At a stretch you could talk about credit card chips and the ATM network as (3) but that's far enough away from general computing that it doesn't really count.

In both cases these are firmly pro-consumer use cases. Unless you want to pirate or cheat in gaming of course, but there's plenty of users who don't want to subsidize your fun with their own suffering, so they're happy to rely on TC to stop that. It's a big part of why console gaming dominates PC gaming. It's wrong for the FSF to imply all those people are brainwashed dupes because they have a different value system to Richard Stallman.


> There are really only two ways TC is used in practice in today's economy:

Isn't that exactly the case, because the idea of using TC in every PC produced a huge backlash?
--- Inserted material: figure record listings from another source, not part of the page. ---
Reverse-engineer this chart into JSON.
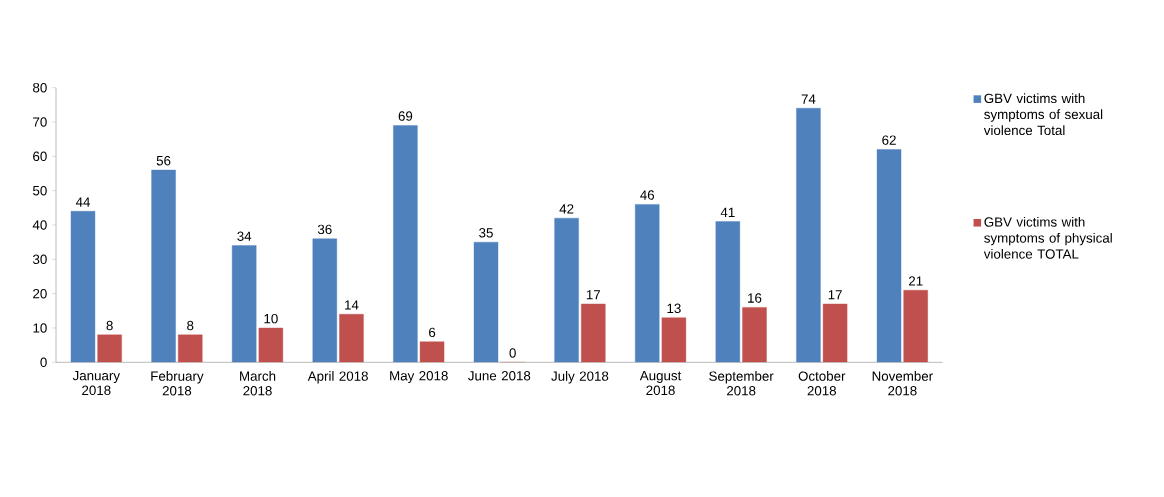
{
  "chart_data": {
    "type": "bar",
    "categories": [
      "January 2018",
      "February 2018",
      "March 2018",
      "April 2018",
      "May 2018",
      "June 2018",
      "July 2018",
      "August 2018",
      "September 2018",
      "October 2018",
      "November 2018"
    ],
    "series": [
      {
        "name": "GBV victims with symptoms of sexual violence Total",
        "color": "#4f81bd",
        "values": [
          44,
          56,
          34,
          36,
          69,
          35,
          42,
          46,
          41,
          74,
          62
        ]
      },
      {
        "name": "GBV victims with symptoms of physical violence TOTAL",
        "color": "#c0504d",
        "values": [
          8,
          8,
          10,
          14,
          6,
          0,
          17,
          13,
          16,
          17,
          21
        ]
      }
    ],
    "ylim": [
      0,
      80
    ],
    "yticks": [
      0,
      10,
      20,
      30,
      40,
      50,
      60,
      70,
      80
    ],
    "data_labels": true,
    "legend": "right",
    "grid": false
  }
}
No, 'fraid not. There was no backlash except amongst a tiny subset of ideologically motivated developers who aren't making the decisions in these companies anyway. See how the big cloud providers all have TC efforts without fuss. Smartphones implement a much less open form of TC too again, devs don't care or welcome it (less piracy), users don't care or welcome it (see how HN threads fill up with praise for Apple's walled garden when it gets discussed). Linux supports all this tech just fine as well.

The reasons it hasn't taken off in desktop PCs are rather complicated and mostly due to patchy hardware support for the use cases that most matter there. It's much harder to implement in a diverse hardware ecosystem because for devs to rely on a new hardware feature that isn't just performance requires a very wide installed base. Intel and AMD never agreed on the right way to do it, and getting device vendors on board was too difficult outside vertically integrated ecosystems like consoles.